MembraneAnalysis.jl

MembraneAnalysis.jl is a Julia package for analyzing simulations of multi-component lipid bilayers. For membranes simulated in a flat geometry, fluctuation modes of membrane surface height, membrane thickness, and lateral distributions of membrane species can be calculated to be used in determining the mechanical properties of the membrane. The package includes functionality to utilize a novel theoretical framework (1, 2) to determine the spatial extent of the influence of a single lipid molecule (or embedded protein) on the mechanical properties of the surrounding membrane, which allows us to determine curvature and thickness preference of membrane species, as well as spatial correlations between them.

MembraneAnalysis.jl is designed to be used by biophysical researchers in need of a fast analysis tool that can be easily built upon to enable implementation of new computational methods to guide theoretical descriptions of membrane physics.

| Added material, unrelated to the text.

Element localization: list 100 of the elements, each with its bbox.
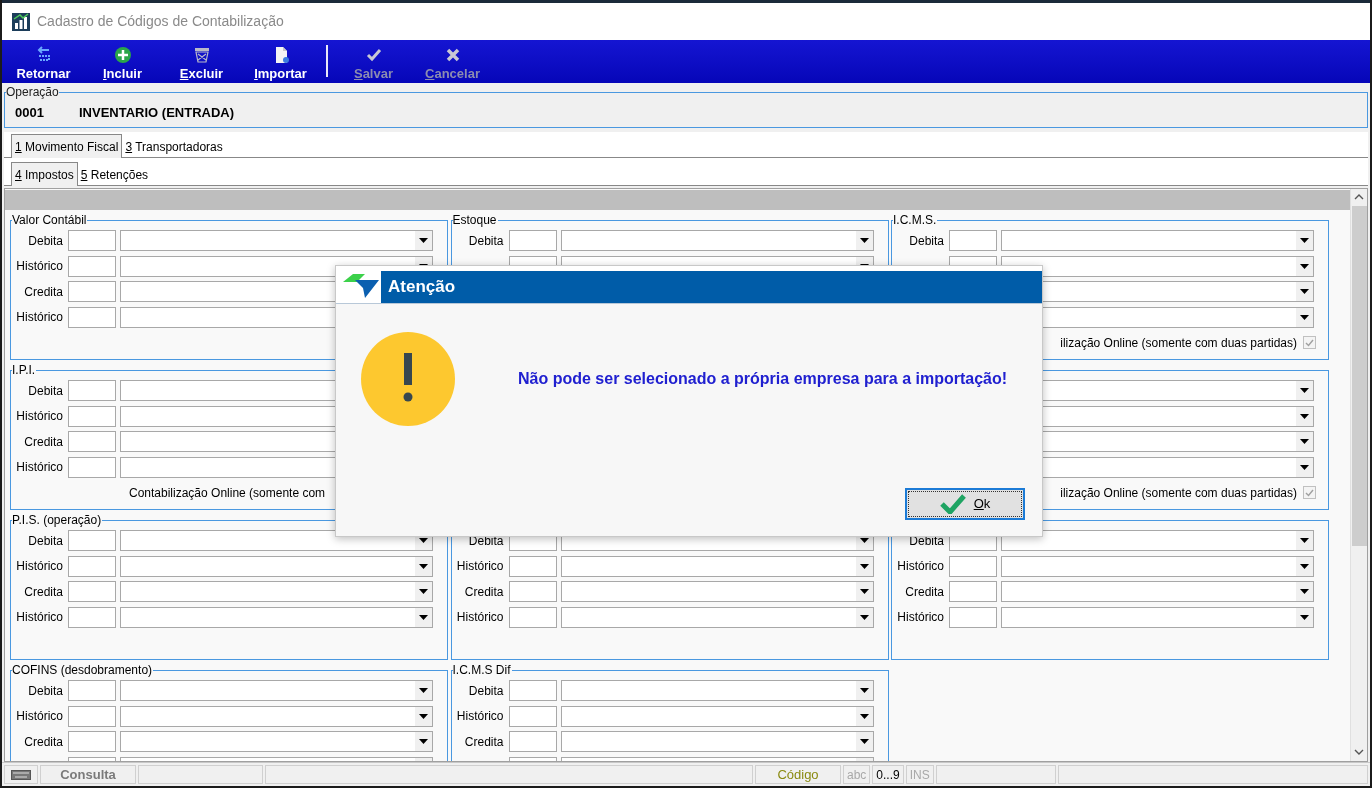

Some of the membrane properties that MembraneAnalysis.jl can determine include:

  • Bending modulus of the membrane via multiple fluctuation-based approaches
  • Area expansion modulus of the membrane
  • Relative spontanous curvature of the lipid species
  • Nuetral surface of the membrane
  • Relative thickness preference of the lipid species
Basic Tutorial

A tutorial demonstrating an example usage of the package can be found here.

Input Data Organization

The files used as input data by the functions in this package include (a subset of):

  1. a PDB structure file of the membrane simulation
  2. a trajectory file of the membrane simulation (of any format supported by the Chemfiles.jl package), or a list of multiple trajectory files
  3. files containing intermediate values generated as output by other functions in the package (either plain text files with the .dat extension, or HDF5 binary data files with .h5 extension)

We recommend placing the structure file and trajectory file(s) in same directory where the code is run from, and store the generated output files in the same folder as well.

If you have multiple trajectory files representing consecutive segments of a simulation, make sure that your input list of trajectory files is in the correct order if you wish to use the error estimates for the output values that are calculated using the blocking method (3).